Special > Kommentar (Frosts Kolumne)

Auto-Mobil


Anfang des Jahres 2012 waren in Deutschland 4541 Elektroautos zugelassen. 2020 sollen es nach dem Willen der derzeitigen Bundesregierung 1 Million Fahrzeuge sein, die stromgetrieben über Deutschlands Straßen surren. Also acht Jahre, um 995.459 Elektromobile an die Kundschaft zu bringen. Schwer vorstellbar, dass das zu realisieren ist, wenn das derzeitige Tempo der Innovation beibehalten wird.
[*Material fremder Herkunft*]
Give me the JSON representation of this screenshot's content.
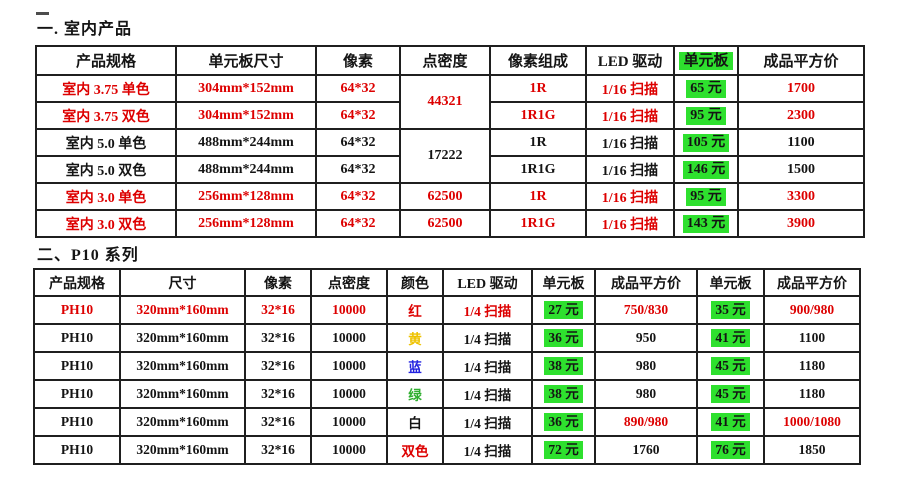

Im Moment spricht vieles gegen den Wechsel auf die Überholspur. Was derzeit am Markt ist, ist zu teuer, vor allem für Familien. Die zu geringen Akkukapazitäten bedingen eine zu geringe Reichweite und machen das E-Mobil allenfalls Stadttauglich. Ob die Akkus den Dauerbetrieb durchhalten, darf bezweifelt werden. Bei dem Testfahrzeug, das die Landesregierung seit einem Jahr erprobt, musste der Speicher schon gewechselt werden. Auch das Wiederaufladen dauert zu lange und das Netz von Ladestationen ist keines. Hybridautos mit Elektro- und konventionellem Motor sind da auch nur eine halbherzige Zwischenlösung.

Die Schnellladestation, die jetzt in Erfurt in den Probetrieb ging, kann das Aufladen extrem verkürzen. Damit zeichnet sich zumindest die Lösung eines der vielen Probleme ab. Aber schon die  unterschiedlichen Steckervarianten lassen einen ebensolchen Kabelsalat befürchten wie er für die Unterhaltungselektronik – um ein Beispiel zu nennen – unrühmlich legendär ist.

Es gibt noch einen weiteren Grund, warum der Wechsel auf eine neue Technologie so schwer fällt. Noch lässt sich auf dem Massenmarkt mit konventionell getriebenen Autos  weltweit noch genug Geld verdienen, zumal deren technologische Entwicklungspotenziale noch längst nicht ausgereizt sind. 

So lange wie es keine für die Masse der Nutzer bezahlbare Elektrofahrzeuge gibt und der Service nicht einigermaßen dem Gewohnten entspricht, werden sie sich nicht durchsetzen. Bezahlbar wird das E-Mobil aber erst, wenn es in genügend großen Stückzahlen produziert wird. An diesem Dilemma ist vor noch nicht einmal 10 Jahren das Laserfernsehen gescheitert. Und das die neue E-Technologie mit Kaufanreizen oder Fördermittel in den Markt gedrückt wird, davor sollte die Photovoltaikindustrie ein warnendes Beispiel sein.

Aber geht es eigentlich um die Alternative konventionelles gegen Elektroauto? Genau genommen spricht keines der Argumente für eine der beiden Varianten. Eher sprechen sie gegen beide Möglichkeiten - und gegen unsere Vorstellung von Mobilität. Mehr Pkw und Lkw, mehr Straßen und Autobahnen, mehr Ressourcenverbrauch an Diesel, Benzin, Gas und Strom – aber am Ende doch wieder nur weniger Mobilität und höhere Kosten für die Allgemeinheit.

Vielleicht ist es höchste Zeit, unsere Vorstellungen von Mobilität zu revidieren und zu prüfen, wie mobil wir eigentlich sein müssen. Um uns dann zu fragen, welches Fahrzeug taugt dafür am besten und welche Infrastruktur. Vielleicht muss man das sprichwörtliche Rad ja wirklich neu erfinden.